Munro-May and related scholars believe that Sabaean influence was minor, limited to a few localities, and disappearing after a few decades or a century. It may have represented a trading colony or military installations in a symbiotic or military alliance between the Sabaeans and D`MT.
In the reign of King Ezana, c. early 4th century AD, the term "Ethiopia" is listed as one of the nine regions under his domain, translated in the Greek version of his inscription as Αἰθιοπία Aithiopía. This is the first known use of this term to describe specifically the region known today as Ethiopia.
There are many theories regarding the beginning of the Abyssinian civilization. One theory, which is more widely accepted today, locates its origins in the Horn region. At a later period, this culture was exposed to Judaic influence, of which the best-known examples are the Qemant and Ethiopian Jews ethnic groups, but Judaic customs, terminology, and beliefs can be found amongst the dominant culture of the Amhara and Tigrinya. Some scholars have claimed that the Indian alphabets had been used to create the vowel system of the Ge'ez abugida, this claim has not yet been effectively proven.

History

Abyssinian civilization has its roots in the pre-Aksumite culture. An early kingdom to arise was that of D'mt in the 8th century BC. The Kingdom of Aksum, one of the powerful civilizations of the ancient world, was based there from about 150 BC to the mid of 12th century AD. Spreading far beyond the city of Aksum, it molded one of the earliest cultures of Ethiopia and Eritrea. Architectural remains include finely carved stelae, extensive palaces, and ancient places of worship that are still being used.
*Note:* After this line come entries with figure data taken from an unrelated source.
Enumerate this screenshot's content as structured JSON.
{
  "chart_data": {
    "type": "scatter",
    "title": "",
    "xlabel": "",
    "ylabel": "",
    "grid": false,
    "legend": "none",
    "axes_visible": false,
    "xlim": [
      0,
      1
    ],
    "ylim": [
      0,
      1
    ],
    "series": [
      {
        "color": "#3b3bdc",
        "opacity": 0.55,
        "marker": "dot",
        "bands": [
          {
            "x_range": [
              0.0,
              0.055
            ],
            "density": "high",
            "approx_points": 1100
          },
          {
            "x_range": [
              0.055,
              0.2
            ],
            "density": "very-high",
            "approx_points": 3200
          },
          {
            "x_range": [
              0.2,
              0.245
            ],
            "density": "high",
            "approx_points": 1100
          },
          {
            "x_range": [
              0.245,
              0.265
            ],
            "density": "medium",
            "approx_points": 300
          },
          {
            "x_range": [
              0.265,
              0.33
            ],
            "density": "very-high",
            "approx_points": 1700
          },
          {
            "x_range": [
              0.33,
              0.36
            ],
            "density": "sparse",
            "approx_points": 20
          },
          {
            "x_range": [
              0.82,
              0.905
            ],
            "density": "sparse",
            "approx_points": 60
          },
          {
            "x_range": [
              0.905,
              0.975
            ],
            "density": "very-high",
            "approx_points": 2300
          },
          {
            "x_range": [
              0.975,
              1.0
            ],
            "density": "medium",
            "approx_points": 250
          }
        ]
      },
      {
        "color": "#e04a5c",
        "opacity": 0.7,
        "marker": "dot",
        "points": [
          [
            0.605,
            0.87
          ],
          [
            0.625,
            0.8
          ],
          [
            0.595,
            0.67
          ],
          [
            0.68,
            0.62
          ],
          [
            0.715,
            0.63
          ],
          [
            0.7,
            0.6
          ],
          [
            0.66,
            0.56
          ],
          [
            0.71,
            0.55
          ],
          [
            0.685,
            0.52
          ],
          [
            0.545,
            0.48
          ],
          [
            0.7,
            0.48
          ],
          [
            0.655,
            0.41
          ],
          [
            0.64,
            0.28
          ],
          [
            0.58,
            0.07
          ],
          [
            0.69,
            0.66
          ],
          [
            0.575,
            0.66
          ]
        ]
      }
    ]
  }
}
Around the time that the Aksumite empire began to decline, the burgeoning religion of Islam made its first inroads in the Abyssinian highlands. During the first Hijrah, the companions of Muhammad were received in the Aksumite kingdom. The Sultanate of Shewa, established around 896, was one of the oldest local Muslim states. It was centered in the former Shewa province in central Ethiopia. The polity was succeeded by the Sultanate of Ifat around 1285. Ifat was governed from its capital at Zeila in northern Somalia.